Not Quite Those Same Recommendations
Kyle Baxter quotes approvingly a letter Ken Rogoff wrote to Joseph Stiglitz in 2002 passionately disputing Stiglitz’ recommendations that developing nations print more money to get out of debt. I can’t say I have a lot of expertise on what developing nations in the early aughts should or should not have been doing about their debt, so I’ll leave that aside. I can’t say I have a lot of expertise on the following either, but I have enough to raise my own dispute. From Kyle:
This [letter] is also worth reading because those same recommendations Stiglitz made for developing nations then are the same ones Krugman et al. are making now for European nations struggling under the heavy weight of their debt.

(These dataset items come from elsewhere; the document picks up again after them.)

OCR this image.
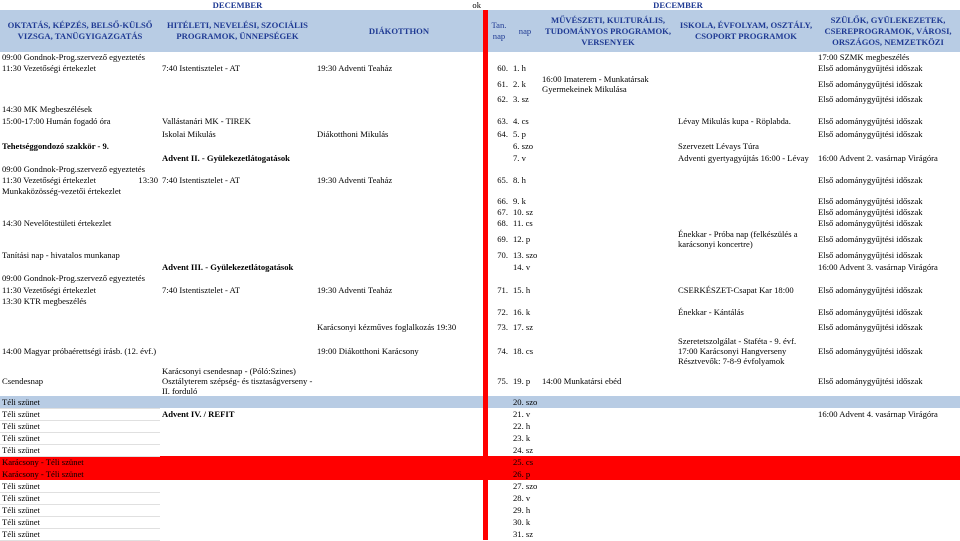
	DECEMBER	ok				DECEMBER		
OKTATÁS, KÉPZÉS, BELSŐ-KÜLSŐ VIZSGA, TANÜGYIGAZGATÁS	HITÉLETI, NEVELÉSI, SZOCIÁLIS PROGRAMOK, ÜNNEPSÉGEK	DIÁKOTTHON		Tan. nap	nap	MŰVÉSZETI, KULTURÁLIS, TUDOMÁNYOS PROGRAMOK, VERSENYEK	ISKOLA, ÉVFOLYAM, OSZTÁLY, CSOPORT PROGRAMOK	SZÜLŐK, GYÜLEKEZETEK, CSEREPROGRAMOK, VÁROSI, ORSZÁGOS, NEMZETKÖZI
09:00 Gondnok-Prog.szervező egyeztetés								17:00 SZMK megbeszélés
11:30 Vezetőségi értekezlet	7:40 Istentisztelet - AT	19:30 Adventi Teaház		60.	1. h			Első adománygyűjtési időszak
				61.	2. k	16:00 Imaterem - Munkatársak Gyermekeinek Mikulása		Első adománygyűjtési időszak
				62.	3. sz			Első adománygyűjtési időszak
14:30 MK Megbeszélések								
15:00-17:00 Humán fogadó óra	Vallástanári MK - TIREK			63.	4. cs		Lévay Mikulás kupa - Röplabda.	Első adománygyűjtési időszak
	Iskolai Mikulás	Diákotthoni Mikulás		64.	5. p			Első adománygyűjtési időszak
Tehetséggondozó szakkör - 9.					6. szo		Szervezett Lévays Túra	
	Advent II. - Gyülekezetlátogatások				7. v		Adventi gyertyagyújtás 16:00 - Lévay	16:00 Advent 2. vasárnap Virágóra
09:00 Gondnok-Prog.szervező egyeztetés								
11:30 Vezetőségi értekezlet 13:30	7:40 Istentisztelet - AT	19:30 Adventi Teaház		65.	8. h			Első adománygyűjtési időszak
Munkaközösség-vezetői értekezlet								
				66.	9. k			Első adománygyűjtési időszak
				67.	10. sz			Első adománygyűjtési időszak
14:30 Nevelőtestületi értekezlet				68.	11. cs			Első adománygyűjtési időszak
				69.	12. p		Énekkar - Próba nap (felkészülés a karácsonyi koncertre)	Első adománygyűjtési időszak
Tanítási nap - hivatalos munkanap				70.	13. szo			Első adománygyűjtési időszak
	Advent III. - Gyülekezetlátogatások				14. v			16:00 Advent 3. vasárnap Virágóra
09:00 Gondnok-Prog.szervező egyeztetés								
11:30 Vezetőségi értekezlet	7:40 Istentisztelet - AT	19:30 Adventi Teaház		71.	15. h		CSERKÉSZET-Csapat Kar 18:00	Első adománygyűjtési időszak
13:30 KTR megbeszélés								
				72.	16. k		Énekkar - Kántálás	Első adománygyűjtési időszak
		Karácsonyi kézműves foglalkozás 19:30		73.	17. sz			Első adománygyűjtési időszak
14:00 Magyar próbaérettségi írásb. (12. évf.)		19:00 Diákotthoni Karácsony		74.	18. cs		Szeretetszolgálat - Staféta - 9. évf. 17:00 Karácsonyi Hangverseny Résztvevők: 7-8-9 évfolyamok	Első adománygyűjtési időszak
Csendesnap	Karácsonyi csendesnap - (Póló:Szines) Osztályterem szépség- és tisztaságverseny - II. forduló			75.	19. p	14:00 Munkatársi ebéd		Első adománygyűjtési időszak
Téli szünet					20. szo			
Téli szünet	Advent IV. / REFIT				21. v			16:00 Advent 4. vasárnap Virágóra
Téli szünet					22. h			
Téli szünet					23. k			
Téli szünet					24. sz			
Karácsony - Téli szünet					25. cs			
Karácsony - Téli szünet					26. p			
Téli szünet					27. szo			
Téli szünet					28. v			
Téli szünet					29. h			
Téli szünet					30. k			
Téli szünet					31. sz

Not quite. It’s not the heavy weight of debt (as Krugman has posted about at length the past week, most notably in this column) that’s causing European nations to struggle. What’s causing those nations to struggle is their inability (until recently) to finance that debt at any sort of tenable rate (7% or under). The reason those governments couldn’t finance their debt is that investors don’t want to purchase debt that might not be paid back. The reason the debt might not be paid back is that, unlike the case of the United States, Great Britain, Finland, and various developing nations, European countries like Spain, Italy, and yes, Greece, can’t print their own money (their own money being Euros). Therefore, they’re at risk of not being able to pay back their Euro-denominated debt. The United States, on the other hand, will never be unable to print dollars, and will always be able to pay back its dollar-denominated debt.